Madame [F] ne peut donc se prévaloir, au titre de la responsabilité personnelle de monsieur [R], d’un principe de créance évaluée à 75 000 €. Cette dernière revêt un caractère hypothétique et ne peut être garantie par une inscription d’hypothèque judiciaire provisoire.
Par conséquent, le jugement déféré sera infirmé et la mainlevée des deux inscriptions contestées sera ordonnée.
Il n’y a pas lieu de rétracter l’ordonnance du 14 novembre 2023 dès lors que seul son signataire peut y procéder.
La mainlevée ordonnée aux frais de l’intimée se suffit à elle-même dès lors que la radiation est l’opération matérielle réalisée au titre de l’exécution de la mainlevée prononcée.
En outre, une astreinte n’est pas nécessaire dès lors que la présente décision suffit à monsieur [R] à obtenir la mainlevée sur présentation au Conservateur des hypothèques.
Enfin, monsieur [R] ne précise pas le fondement juridique de sa demande indemnitaire.
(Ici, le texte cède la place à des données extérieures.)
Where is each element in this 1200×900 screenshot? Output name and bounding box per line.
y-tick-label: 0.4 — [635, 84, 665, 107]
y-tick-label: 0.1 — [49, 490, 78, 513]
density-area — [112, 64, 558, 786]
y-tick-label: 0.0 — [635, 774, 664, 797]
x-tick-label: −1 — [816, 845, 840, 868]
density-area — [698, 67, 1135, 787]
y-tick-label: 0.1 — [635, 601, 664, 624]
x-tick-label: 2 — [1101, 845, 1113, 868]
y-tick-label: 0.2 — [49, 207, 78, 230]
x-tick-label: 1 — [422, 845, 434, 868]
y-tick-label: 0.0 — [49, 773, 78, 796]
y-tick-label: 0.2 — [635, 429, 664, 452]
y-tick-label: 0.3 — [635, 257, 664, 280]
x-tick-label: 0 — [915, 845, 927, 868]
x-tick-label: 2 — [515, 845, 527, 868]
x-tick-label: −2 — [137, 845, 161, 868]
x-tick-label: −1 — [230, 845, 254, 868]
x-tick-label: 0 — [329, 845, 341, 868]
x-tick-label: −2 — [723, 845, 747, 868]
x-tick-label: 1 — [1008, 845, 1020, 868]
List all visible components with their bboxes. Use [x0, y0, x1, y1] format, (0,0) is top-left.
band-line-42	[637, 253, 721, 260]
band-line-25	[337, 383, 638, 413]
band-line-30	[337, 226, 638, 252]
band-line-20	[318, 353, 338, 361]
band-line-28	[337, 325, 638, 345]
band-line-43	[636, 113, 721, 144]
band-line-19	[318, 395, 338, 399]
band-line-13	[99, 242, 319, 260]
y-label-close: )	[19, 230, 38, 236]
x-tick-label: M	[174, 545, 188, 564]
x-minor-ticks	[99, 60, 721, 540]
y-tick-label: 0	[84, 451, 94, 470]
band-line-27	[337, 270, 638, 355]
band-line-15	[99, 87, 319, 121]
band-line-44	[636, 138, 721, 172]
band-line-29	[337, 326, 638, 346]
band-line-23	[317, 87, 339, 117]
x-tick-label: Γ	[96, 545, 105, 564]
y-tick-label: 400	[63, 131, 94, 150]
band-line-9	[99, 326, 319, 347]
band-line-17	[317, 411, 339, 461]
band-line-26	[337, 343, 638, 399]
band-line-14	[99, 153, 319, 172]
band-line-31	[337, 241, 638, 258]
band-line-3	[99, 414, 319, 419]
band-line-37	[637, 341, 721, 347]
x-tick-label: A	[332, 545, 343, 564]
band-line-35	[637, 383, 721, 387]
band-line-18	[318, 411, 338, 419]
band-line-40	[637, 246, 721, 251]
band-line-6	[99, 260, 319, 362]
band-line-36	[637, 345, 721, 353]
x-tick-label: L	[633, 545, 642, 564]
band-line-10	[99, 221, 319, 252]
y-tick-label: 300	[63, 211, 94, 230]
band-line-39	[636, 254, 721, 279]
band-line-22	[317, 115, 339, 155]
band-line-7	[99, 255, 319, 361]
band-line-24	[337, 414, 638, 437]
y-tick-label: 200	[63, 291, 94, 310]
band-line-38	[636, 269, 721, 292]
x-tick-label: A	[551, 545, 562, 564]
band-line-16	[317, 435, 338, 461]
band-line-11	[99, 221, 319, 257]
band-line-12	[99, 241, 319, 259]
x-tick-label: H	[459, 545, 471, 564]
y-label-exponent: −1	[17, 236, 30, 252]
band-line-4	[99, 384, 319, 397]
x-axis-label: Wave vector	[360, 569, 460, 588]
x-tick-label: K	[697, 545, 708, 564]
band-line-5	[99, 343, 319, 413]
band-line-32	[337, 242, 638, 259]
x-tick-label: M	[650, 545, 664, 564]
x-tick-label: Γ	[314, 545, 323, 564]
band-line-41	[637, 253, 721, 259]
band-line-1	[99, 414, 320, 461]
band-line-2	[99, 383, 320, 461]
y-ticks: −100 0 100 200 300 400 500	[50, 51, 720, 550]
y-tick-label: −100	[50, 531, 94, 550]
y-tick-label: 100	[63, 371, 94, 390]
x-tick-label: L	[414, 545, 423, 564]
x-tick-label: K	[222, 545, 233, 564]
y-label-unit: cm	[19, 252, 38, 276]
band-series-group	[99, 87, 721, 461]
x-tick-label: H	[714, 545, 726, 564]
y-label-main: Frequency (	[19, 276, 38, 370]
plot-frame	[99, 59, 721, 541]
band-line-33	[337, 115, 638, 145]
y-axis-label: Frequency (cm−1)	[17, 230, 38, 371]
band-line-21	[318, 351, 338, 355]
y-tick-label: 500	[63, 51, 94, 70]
Au surplus, il procède par voie d’affirmation mais ne justifie pas d’une intention de nuire de l’intimée alors que les pièces versées au débat (constats d’huissier et rapport d’expertise) établissent l’existence de nombreux désordres affectant les ouvrages réalisés par la société Easy Archi.
Le jugement déféré sera donc confirmé, par substitution de motifs, en ce qu’il a rejeté la demande de dommages et intérêts de monsieur [R].
— Sur les demandes accessoires,
L’équité ne commande pas de faire application de l’article 700 du code de procédure civile.
Madame [F], partie perdante, supportera les entiers dépens de première instance et d’appel sans y inclure les frais de mainlevée et émoluments qui ne sont pas des dépens au sens de l’article 695 du code de procédure civile.
PAR CES MOTIFS:
La cour, statuant après débats en audience publique et après en avoir délibéré, conformément à la loi, par arrêt contradictoire, prononcé par mise à disposition au greffe,
INFIRME le jugement déféré sauf sur le rejet de la demande de dommages et intérêts de monsieur [Y] [R],
STATUANT à nouveau des chefs infirmés,
ORDONNE la mainlevée, aux frais de madame [W] [F], des inscriptions du 22 novembre 2023 d’hypothèque judiciaire provisoire, autorisées par ordonnance du 14 novembre 2023 du juge de l’exécution de [Localité 11], sur les biens immobiliers, propriété de monsieur [Y] [R],
REJETTE le surplus des demandes de chacune des parties,
Y AJOUTANT,
DIT n’y avoir lieu à application de l’article 700 du code de procédure civile en première instance et en appel,
CONDAMNE madame [W] [F] aux dépens de première instance et d’appel.